15. It is next contended that when once the matter reached a particular Court it is axiomatic that the matter has to be decided in accordance with the Rules of practice and procedure adopted by that Court, and as such, the power of review of the High Court under Order 47 would still be available even though the same is not specifically conferred by any particular statute. In this case, no doubt, the Supreme Court observed that once an order under Section 32 for sale is made executable by District Judge in his capacity as District Judge and not persona designata, the provisions of the Code which arc available for him in execution of decree for sale of mortgaged property would also be available. This decision has no analogy to the facts of the present case,
16. The next decision on which reliance is placed in Hindustan Sugar Mills v.

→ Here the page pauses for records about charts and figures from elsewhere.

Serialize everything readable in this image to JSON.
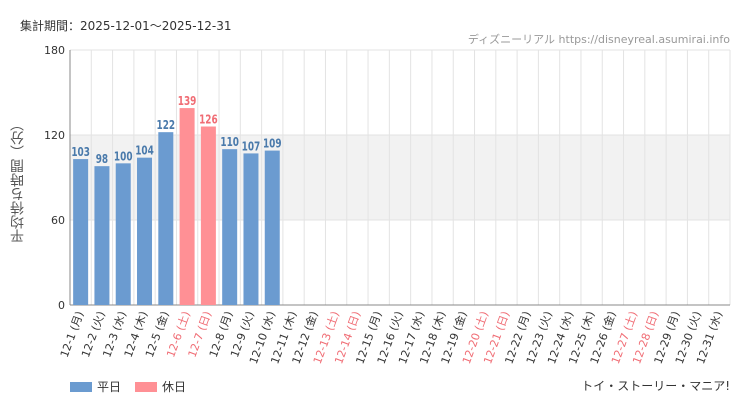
{
  "header": {
    "period": "集計期間：2025-12-01～2025-12-31",
    "watermark": "ディズニーリアル https://disneyreal.asumirai.info"
  },
  "footer": {
    "attraction": "トイ・ストーリー・マニア!"
  },
  "colors": {
    "weekday": "#6b9bd0",
    "holiday": "#ff9095",
    "weekday_label": "#4a7aab",
    "holiday_label": "#f06c74",
    "band": "#f2f2f2",
    "grid": "#e3e3e3",
    "axis": "#888888"
  },
  "chart_data": {
    "type": "bar",
    "ylabel": "平均待ち時間（分）",
    "ylim": [
      0,
      180
    ],
    "yticks": [
      0,
      60,
      120,
      180
    ],
    "categories": [
      "12-1 (月)",
      "12-2 (火)",
      "12-3 (水)",
      "12-4 (木)",
      "12-5 (金)",
      "12-6 (土)",
      "12-7 (日)",
      "12-8 (月)",
      "12-9 (火)",
      "12-10 (水)",
      "12-11 (木)",
      "12-12 (金)",
      "12-13 (土)",
      "12-14 (日)",
      "12-15 (月)",
      "12-16 (火)",
      "12-17 (水)",
      "12-18 (木)",
      "12-19 (金)",
      "12-20 (土)",
      "12-21 (日)",
      "12-22 (月)",
      "12-23 (火)",
      "12-24 (水)",
      "12-25 (木)",
      "12-26 (金)",
      "12-27 (土)",
      "12-28 (日)",
      "12-29 (月)",
      "12-30 (火)",
      "12-31 (水)"
    ],
    "holiday": [
      false,
      false,
      false,
      false,
      false,
      true,
      true,
      false,
      false,
      false,
      false,
      false,
      true,
      true,
      false,
      false,
      false,
      false,
      false,
      true,
      true,
      false,
      false,
      false,
      false,
      false,
      true,
      true,
      false,
      false,
      false
    ],
    "values": [
      103,
      98,
      100,
      104,
      122,
      139,
      126,
      110,
      107,
      109,
      null,
      null,
      null,
      null,
      null,
      null,
      null,
      null,
      null,
      null,
      null,
      null,
      null,
      null,
      null,
      null,
      null,
      null,
      null,
      null,
      null
    ],
    "legend": [
      {
        "label": "平日",
        "kind": "weekday"
      },
      {
        "label": "休日",
        "kind": "holiday"
      }
    ],
    "legend_position": "bottom-left",
    "grid": true,
    "shaded_band": [
      60,
      120
    ]
  }
}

State of Rajasthan, , wherein the Supreme Court found that there is no legal liability on the Central Government to reimburse on the freight component of the price, and held that although there is no legal liability on the Central Government to do sc and the Central Government should not stand on technicalities, but must be inspired by ethical and moral values must do what is fail and just to the citizen regardless of legal technicalities. On review, the Supreme Court found that in fact clause 8(1) provides that sales tax if legally leviable would be paid in addition to the price given in clause (4) of the Rate Contract. Therefore, the Supreme Court
reviewed its earlier order on the basis of this clause. This judgment is not an authority for the proposition that review petition is maintainable by the High Court even though there is no specific provision in the Act concerned.
17. For all the reasons, we are of the opinion that review petition is not maintainable. Accordingly we are in agreement with the view taken in D. Anthoney v. M. Raja Lakshmi (supra) and G. Savitramma v. T, Sarojini (supra). The reference is accordingly answered and the review petition is dismissed.